This was my editorial at FierceHealthcare on Friday
This week I heard a very bitter physician complaining that using an electronic
medical record got between him and caring for his patients, and imposed
secretarial tasks on him. Then on Tuesday we got perhaps the most negative news
yet about a problematic CPOE installation at Childrens’ Hospital in Pittsburgh,
where after its introduction patient mortality increased. There was also news
about an emergency department in Arizona pulling the plug on its EMR.
Whatever the real reasons behind the data, it’s clear that simply installing
an EMR or CPOE system did not have the desired impact on patient safety. My
cursory assessment is that electronic records are vital in improving the
healthcare delivered to patients, particularly those with chronic illnesses,
over the continuum of care. But it’s clear that when they’re introduced to ICUs
or ED, where speed is the key and care processes are not well defined, things
may not be so successful. A real examination of the process absent the
technology, and a massive commitment from vendors to improve the human-computer
interface, is quickly needed before the movement toward CPOE and EMR is stopped
by these kinds of stories. After all, it’s easy for a hospitals or physician
groups to decide instead to do nothing.
Well, some people were reading. Kelly Clark a physician from Boston, recently relocated to
Louisville, wasn’t too impressed. She wrote to me:
Any time you want to hear a physician complain about using
CPOE/EMR, simply ask any clinician who makes their living actually treating
patients and billing insurance for their services. “Speed is key
and care processes are not well defined” as the default condition for the
current practice of medicine – it is in no way limited to the ICUs and ERs.

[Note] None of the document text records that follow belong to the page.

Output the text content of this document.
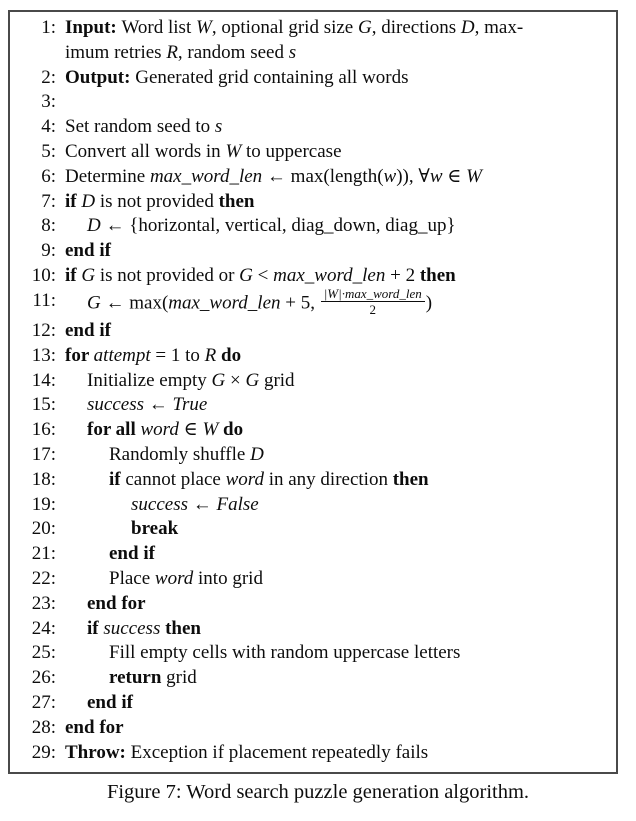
1: Input: Word list W, optional grid size G, directions D, max-
imum retries R, random seed s
2: Output: Generated grid containing all words
3:
4: Set random seed to s
5: Convert all words in W to uppercase
6: Determine max_word_len ← max(length(w)), ∀w ∈ W
7: if D is not provided then
8:	D ← {horizontal, vertical, diag_down, diag_up}
9: end if
10: if G is not provided or G < max_word_len + 2 then
11:	G ← max(max_word_len + 5, $\frac{\text{|W|·max\_word\_len}}{2}$ )
12: end if
13: for attempt = 1 to R do
14:	Initialize empty G × G grid
15:	success ← True
16:	for all word ∈ W do
17:	Randomly shuffle D
18:	if cannot place word in any direction then
19:	success ← False
20:	break
21:	end if
22:	Place word into grid
23:	end for
24:	if success then
25:	Fill empty cells with random uppercase letters
26:	return grid
27:	end if
28: end for
29: Throw: Exception if placement repeatedly fails
Figure 7: Word search puzzle generation algorithm.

A large amount of information on digital access is useful to care
coordinators who are salaried to manage a fairly small caseload of patients with
chronic conditions. The time constraints placed by the market on
the physician-patient encounter do not allow for the thoughtful assessment of
large quantities of historical data by a practicing physician. Physicians are happy with their CPOE/EMR system in the salaried and
subsidized world of the VA. Outside of that arena, the
administration and the 1-3 physician champions of EMR in each health care system
will be the primary sources of effusive positive regard for EMRs, but those of
us in the trenches are typically not quoted and not happy. Having
been forced to use these CPOE/EMR systems and seeing them severely limit the
efficiency and safety of medical care, as well as increasing error rates, I am
among the practicing physicians who can wax eloquent about their problems.
You are correct in the need for aggressive assessment of
the way medicine is practiced and huge investment in improving human-computer
interface systems in order for the EMRs to work well and realize any savings of
dollars or lives. However, I believe you are incorrect in
predicting that the stories you quote may result in stopping the movement toward
EMRs because it is “easier for hospitals and physician groups to do
nothing”. This is not true. The move toward EMRs is
not being led by physicians or hospitals, so our input is amazingly
irrelevant. The movement is largely based on a fallacy that
improved technology will lead to decreased cost, with a side bar of improved
quality of health care. It is led by business interests and
followed by the government – ie, the payors. Improved technology will be a huge
boon for consulting firms, administrators, and other types of technician and
advisors. It will absolutely not decrease costs. Only improved rationing of health care resources will do that. However, since no one wants to deal with the true issue, our current
resources have been diverted to The Holy Grail of Techno-Salvation. The interests behind this are well-entrenched and will not be stopped by
a few facts that contradict their ideology. This is evident with
the push to P4P, when there are almost no “performance” scales that are relevant
to medical care for real patients with real co-morbid
medical/social/psychological issues that impact their health and health
care.
It is not easier for hospitals to do nothing, because
Medicare continues to be a main player on their field, and the push toward
electronics by Medicare cannot be ignored by hospitals. As
economies of scale push toward large Kaiser-like systems and physicians move to
stable jobs being employed by large entities, EMRs will make more sense. In the meantime, the move toward these large systems of care, including
the fits and starts of competing EMRs, will lead to more wasted health care
dollars and worse medical care, as well as complaints by bitter physicians who
are being devolved from being professionals toward being marginalized purveyors
of a technical commodity.
I actually agree with much of what Kelly says especially about the lack of conversation about rationaing, although I’m not so sure that payors are leading the way towards EMRs, or that anyone is. I suspect that underlying the lack of appreciation of the EMR is the realization that it in fact only really makes sense for bigger organizations. What Kelly may be underestimating is the ability of the AMA and others to delay the imposition of IT, such as the rejection of the mandating of electronic prescribing in the House-Senate conference of Medicare Part D. But this debate and this process is by no means settled.